Cada uma dessas características tem sido alvo de amarga vituperação e calúnia por Lutero, Cranmer e outros líderes da Pseudo-Reforma. Pois seu objetivo era alienar os fiéis Católicos da Missa, acusando-a, entre outras coisas, de ter se desviado da pureza da liturgia Cristã original; de estar divorciado da experiência vivida das pessoas; de inventar rituais que não inculcam um genuíno “espírito comunitário”; e de negar aos fiéis a verdadeira participação na liturgia.
Não podemos deixar de notar que essas críticas injustas foram também os eixos principais das reformas do Movimento Litúrgico no século 20, que culminaram na Missa Nova.
A Elevação
Passemos agora às cerimónias que acompanharam o momento da Transubstanciação e contra as quais os protestantes do século 16 lançaram as suas mais ferozes invectivas.
Por volta do final do século 12, foi introduzida a prática de elevar a Hóstia após as palavras da Consagração para que pudesse ser vista e adorada pelo povo.
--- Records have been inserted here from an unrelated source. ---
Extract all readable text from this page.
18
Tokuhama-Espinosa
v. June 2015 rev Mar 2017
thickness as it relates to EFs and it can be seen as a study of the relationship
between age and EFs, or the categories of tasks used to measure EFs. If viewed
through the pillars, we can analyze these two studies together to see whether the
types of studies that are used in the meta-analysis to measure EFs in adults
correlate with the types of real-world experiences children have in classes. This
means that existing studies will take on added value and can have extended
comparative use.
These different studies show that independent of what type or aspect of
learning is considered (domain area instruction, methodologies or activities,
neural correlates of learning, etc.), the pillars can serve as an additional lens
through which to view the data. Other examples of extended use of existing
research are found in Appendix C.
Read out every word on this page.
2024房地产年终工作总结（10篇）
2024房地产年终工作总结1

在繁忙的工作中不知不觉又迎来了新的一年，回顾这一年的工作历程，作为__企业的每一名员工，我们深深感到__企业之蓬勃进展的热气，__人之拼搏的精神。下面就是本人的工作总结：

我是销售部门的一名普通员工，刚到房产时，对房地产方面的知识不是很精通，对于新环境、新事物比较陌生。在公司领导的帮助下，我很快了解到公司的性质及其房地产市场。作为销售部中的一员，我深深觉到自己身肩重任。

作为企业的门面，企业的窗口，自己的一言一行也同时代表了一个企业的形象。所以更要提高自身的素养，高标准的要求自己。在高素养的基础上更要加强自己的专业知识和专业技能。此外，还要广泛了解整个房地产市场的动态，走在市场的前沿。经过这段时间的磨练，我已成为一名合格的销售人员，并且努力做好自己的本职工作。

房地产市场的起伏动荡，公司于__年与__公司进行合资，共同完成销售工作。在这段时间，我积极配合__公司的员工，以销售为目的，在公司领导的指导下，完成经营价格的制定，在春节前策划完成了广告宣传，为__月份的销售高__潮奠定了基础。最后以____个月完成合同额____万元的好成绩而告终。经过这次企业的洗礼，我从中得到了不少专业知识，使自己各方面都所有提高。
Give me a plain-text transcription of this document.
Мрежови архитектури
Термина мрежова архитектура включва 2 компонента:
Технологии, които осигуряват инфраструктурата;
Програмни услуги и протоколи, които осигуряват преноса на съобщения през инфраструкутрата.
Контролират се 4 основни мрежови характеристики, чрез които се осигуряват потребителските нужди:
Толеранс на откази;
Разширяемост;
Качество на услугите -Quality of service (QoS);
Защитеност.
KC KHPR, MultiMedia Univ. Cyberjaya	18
A elevação do Cálice foi introduzida um século depois.
“Na verdade, nenhum momento exige maior reverência, nenhum momento é mais santo ou mais benéfico do que aquele em que se realiza o Sacrifício Eucarístico,” afirmou o Pe. Nicholas Gihr em sua explicação da Missa. (3)
A prática medieval foi instituída, sob inspiração divina, para que a fé na Presença Real pudesse florescer e crescer no momento em que a doutrina estava sendo atacada. Foi também uma ajuda para uma maior participação do povo na Missa.
Dizer que Jungmann ignorou o valor espiritual da Elevação seria um eufemismo. Ele a criticou ferozmente por ser muito espiritual, por encorajar o que considerava uma adoração excessiva e inadequada da Eucaristia e, especialmente, por não promover a “participação ativa” do povo:
“A Eucaristia … não é principalmente um objeto para nossa adoração … o propósito específico do Sacramento não é o culto, mas a celebração da Eucaristia, principalmente sua celebração dominical pela congregação reunida.” (4) Afirmou também que esta celebração comunitária, ou seja, a participação ativa do povo, é a “função primeira e verdadeira” da Missa.
A hermenêutica da ruptura de Jungmann
Já vemos a razão de surgir o Novus Ordo baseado na compreensão Protestante da Eucaristia enraizada na presença e atividade do povo. Segundo Jungmann, os primeiros Cristãos viam a Missa “como uma Eucaristia, como uma oração de agradecimento da congregação que foi convidada a participar por um Gratias agamus”; mas, ele alegou, no século 7 “uma mudança estava ocorrendo no conceito da Eucaristia... uma visão oposta estava prevalecendo nas mentes dos homens, influenciados como eles eram especialmente pelo ensinamento de Isidoro de Sevilha.” [ênfase adicionada] (5)
Aqui, Jungmann estava insinuando que a Igreja havia quebrado a continuidade da doutrina Eucarística ao subverter seu conceito original. Sua queixa era, basicamente, que a Missa estava se tornando muito centrada em Deus. Ele reclamou que os teólogos medievais estavam ficando fixados no momento preciso da Consagração; as pessoas estavam focando sua atenção na Presença Real na Elevação.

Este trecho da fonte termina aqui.